Believe me Faisal, loads of people even accompanied by the wonderful technologies still discredit science. Tried to explain to someone who sits most of the day in front of a computer that is integral for his job, plays games on consoles, uses a smart phone etc... why understanding Quantum mechanics was worthwhile i.e. look at all these things that you use and are integrated into your life that relied on QM to get going (admittedly for good and bad, but still...) and this process is ongoing and more things will be created from this amazing piece of theoretical and experimental work that says so much about our reality but his reaction was 'so what, they'd be invented anyway' 

I'd probably should have been more eloquent but then it was in a pub so probably wasn't the sharpest by that stage of the night.


----------



## Faisal Shamas (Apr 7, 2015)

Venusian Broon said:


> Believe me Faisal, loads of people even accompanied by the wonderful technologies still discredit science.
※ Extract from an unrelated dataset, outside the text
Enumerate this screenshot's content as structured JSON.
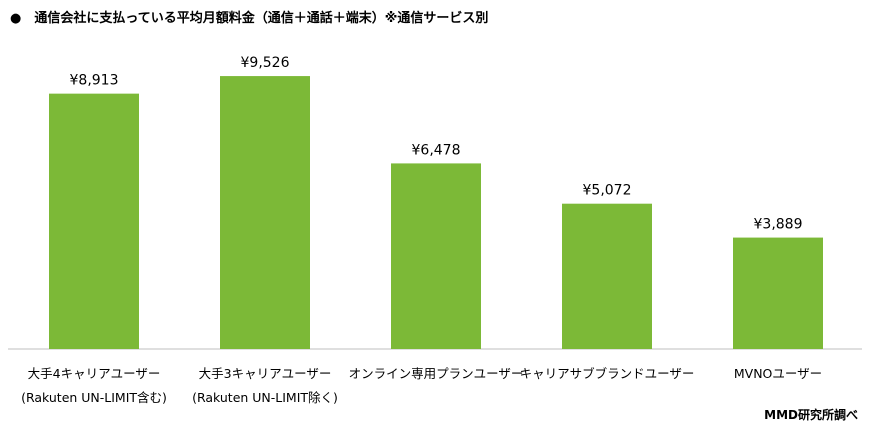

Tried to explain to someone who sits most of the day in front of a computer that is integral for his job, plays games on consoles, uses a smart phone etc... why understanding Quantum mechanics was worthwhile i.e. look at all these things that you use and are integrated into your life that relied on QM to get going (admittedly for good and bad, but still...) and this process is ongoing and more things will be created from this amazing piece of theoretical and experimental work that says so much about our reality but his reaction was 'so what, they'd be invented anyway'
> 
> I'd probably should have been more eloquent but then it was in a pub so probably wasn't the sharpest by that stage of the night.



And its not their minds really. I have found people capable of thought. It is just that they are lazy bums who just want pleasure from life and there is a trend towards this sheepishness. A big reason for my misanthropy and nihilism apart from my own failing.


----------



## BAYLOR (Apr 7, 2015)

Faisal Shamas said:


> And its not their minds really. I have found people capable of thought. It is just that they are lazy bums who just want pleasure from life and there is a trend towards this sheepishness. A big reason for my misanthropy and nihilism apart from my own failing.



In my case , Id like to find out the answers to life the universe and everything.  I just don't think science in of itself is enough to find out those things. Science is a wonderful and very useful tool  for finding  facts ,  mathematical formulas , various laws explaining  light, gravity , magnetism  and why some stars go nova and some don't ect and  why there is only one proper way to set up a lawn chair . But there is  more out then what we can calculate and see.


----------



## BAYLOR (Apr 8, 2015)

My Favorite Shakespeare Quote " There are more things in heaven Horatio then are dreamt of in your philosophy." Hardly scientific but this quote says a lot.


----------